Devrimin yükünü taşıyan Martager

Rojava’da yaşamını yitiren TKP/ML-TİKKO’nun Ermeni komutanlarından Nubar Ozanyan’ı çocukluk arkadaşı ve devrimci yoldaşı Arnos Andok anlattı. İşte Türkiye vücut güzeli seçilmesinden Gare’ye, oradan Rojava’ya uzanan bir devrimcinin soluksuz yaşam serüveni…

TKP/ML-TİKKO Rojava Komutanı Arnos Andok, hem çocukluk ve mücadele arkadaşı hem de kendi deyimiyle aynı kaderi paylaştığı Nubar Ozanyan’ı anlattı. 1915 soykırımının vurduğu aileden hayatta kalanlar arasında yer alan Nubar Ozanyan’ın hayatına dair birçok detayın olduğu röportajda, aynı zamanda Ermeni yetimhanesinden, halter ve yüzme şampiyonluklarından, halterde yolunun kesilmesine ve Rojava’ya kadar uzanan 50 yıllık bir yoldaşlığın öyküsü var.

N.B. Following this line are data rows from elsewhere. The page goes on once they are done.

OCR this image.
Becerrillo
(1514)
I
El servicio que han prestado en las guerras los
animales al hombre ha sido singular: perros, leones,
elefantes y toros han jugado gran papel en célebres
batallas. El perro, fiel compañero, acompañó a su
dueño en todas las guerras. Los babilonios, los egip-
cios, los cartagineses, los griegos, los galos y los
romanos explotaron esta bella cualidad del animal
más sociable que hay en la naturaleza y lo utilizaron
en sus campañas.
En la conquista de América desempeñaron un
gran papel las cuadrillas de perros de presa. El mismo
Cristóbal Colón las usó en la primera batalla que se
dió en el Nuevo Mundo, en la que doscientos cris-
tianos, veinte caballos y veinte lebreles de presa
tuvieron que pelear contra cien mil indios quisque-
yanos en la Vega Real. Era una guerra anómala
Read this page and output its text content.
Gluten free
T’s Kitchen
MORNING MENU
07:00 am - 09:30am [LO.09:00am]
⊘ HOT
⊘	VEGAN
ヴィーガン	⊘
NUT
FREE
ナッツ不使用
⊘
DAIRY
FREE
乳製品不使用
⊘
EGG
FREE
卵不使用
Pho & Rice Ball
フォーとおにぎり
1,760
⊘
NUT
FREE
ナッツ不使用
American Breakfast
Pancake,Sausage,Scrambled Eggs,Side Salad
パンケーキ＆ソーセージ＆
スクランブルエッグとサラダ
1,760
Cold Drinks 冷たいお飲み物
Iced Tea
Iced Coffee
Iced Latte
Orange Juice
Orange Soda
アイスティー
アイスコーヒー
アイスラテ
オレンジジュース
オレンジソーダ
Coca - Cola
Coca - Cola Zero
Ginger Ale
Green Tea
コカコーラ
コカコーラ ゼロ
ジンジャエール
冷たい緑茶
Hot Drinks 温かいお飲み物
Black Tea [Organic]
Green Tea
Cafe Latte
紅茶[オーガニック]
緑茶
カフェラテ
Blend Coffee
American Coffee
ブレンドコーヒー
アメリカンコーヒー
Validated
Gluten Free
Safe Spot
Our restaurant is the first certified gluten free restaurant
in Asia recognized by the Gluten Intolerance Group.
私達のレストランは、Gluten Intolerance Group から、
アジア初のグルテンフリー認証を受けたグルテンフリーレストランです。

‘Afacan ve temiz kalpli çocuk’

Nubar yoldaşla yaklaşık 50 yıllık bir arkadaşlık ve yoldaşlık döneminin olduğunu ifade eden Arnos Andok, “Birlikte aynı okullarda okuduk, deyim yerindeyse aynı kaderi paylaştık. Bizim okuduğumuz okullar, Anadolu ve Kürdistan’da geriye kalan, kılıç artıkları dedikleri çocukların toplandığı okullardı. Çünkü onların Ermeni okulları dışında başka okullarda okuma olanakları ya hiç yoktu ya da çok azdı. Bu çocukların birçoğu yetim çocuklar ya da yoksul aile çocuklarıydı. Sason’dan, Mutki’den, Bitlis’ten, Malatya’dan, Diyarbakır’dan, Bingöl’den, Yozgat’tan, Sivas ve Kayseri gibi bölgelerden çocukların toplandığı okullardı. Ortak yanlarımız ve kaderimiz birincisi, Ermeni halkına mensup olmamız, ikincisiyse ya yetim çocuklar olmamız ya da yoksul aile çocukları olmamızdı. Bizim Nubar yoldaşla yoldaşlığımız da bu koşullarda başladı” diyor.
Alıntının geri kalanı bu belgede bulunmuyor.